Building friendships through support groups - Part 10
To create a support group of your own, visit Support. In the meantime, here's the latest installement from Sarah and Joan's group. To read the series, go to Friendship.

My child struggles with personal boundaries.
“There’s another problem that Neil and other kids like him have,” says Joan. “They don’t recognize other people’s physical boundaries because they lack a sense of their own. They need to touch and feel things – to push up against something solid – in order to find boundaries in their physical world.
“In his pre-school and early elementary years, Neil was oblivious of the disgust and negative remarks from other kids when he talked to them incessantly … nose to nose! You know, like the people who stand so close to you when they talk that you can see their nostril hairs.
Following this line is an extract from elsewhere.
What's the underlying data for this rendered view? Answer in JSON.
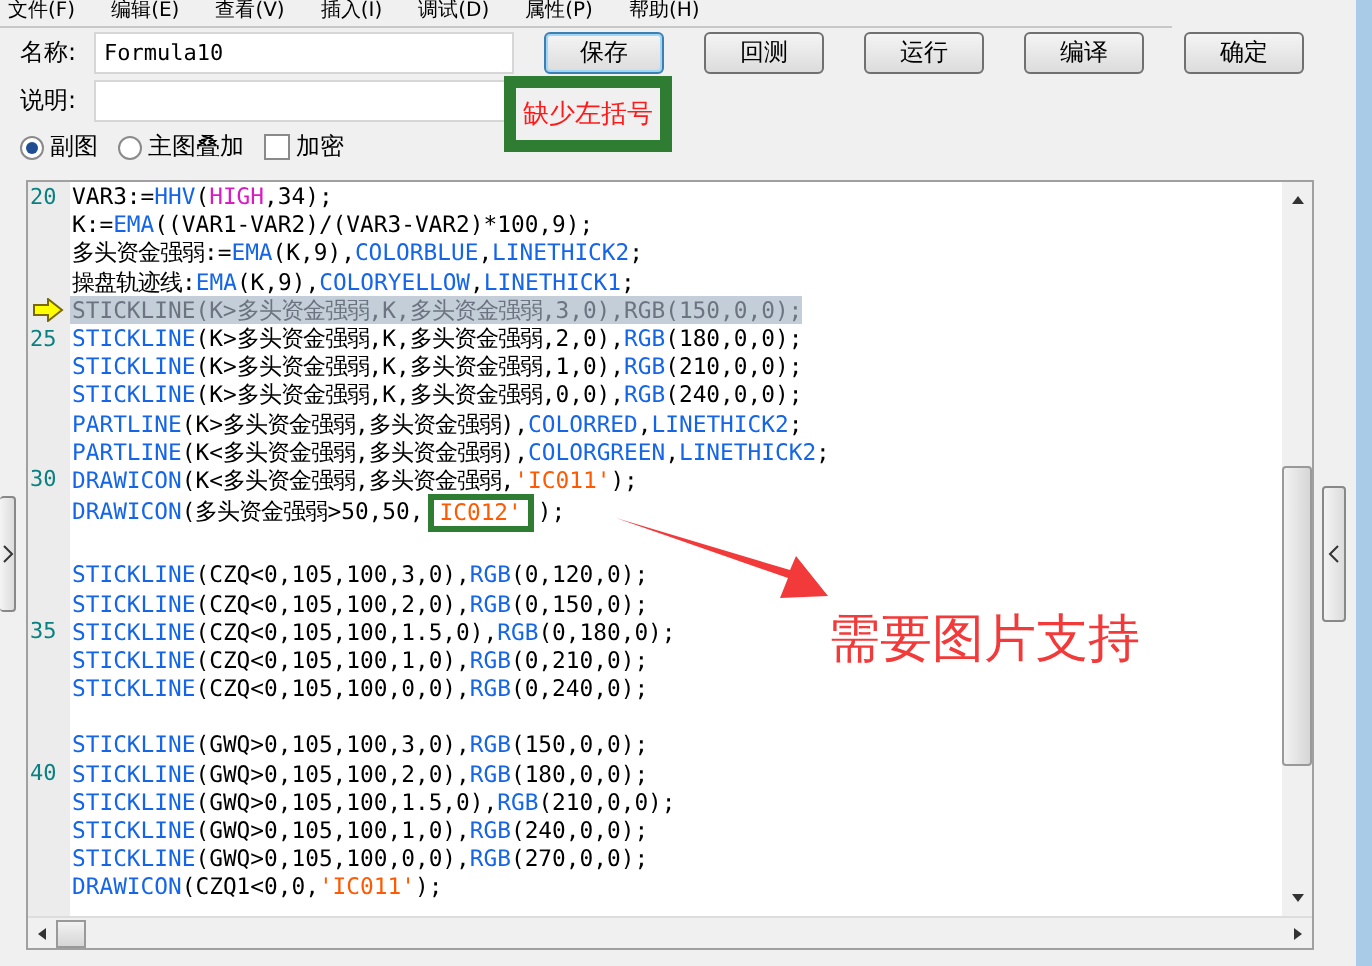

Neil was like that, and he had a terrible time standing in line. His hands were always touching the child in front of him, or running into other people with some part of his body in order to establish the boundary that his brain could not.”
“There is another type of boundary issue with difficult kids, or at least there is with mine,” Valerie reminds us. “It’s the attitude that ‘what’s yours is mine.’” Valerie describes how her daughter has no qualms about making other people’s property her own. “Caroline has a poor sense of boundaries; she has little sense of self or others. She borrows, steals, lies, interrupts, and refuses to deal with anything that isn’t about her. I wonder if that is typical for her age. Her friends act this way to some extent, but Caroline’s behavior seems extreme.”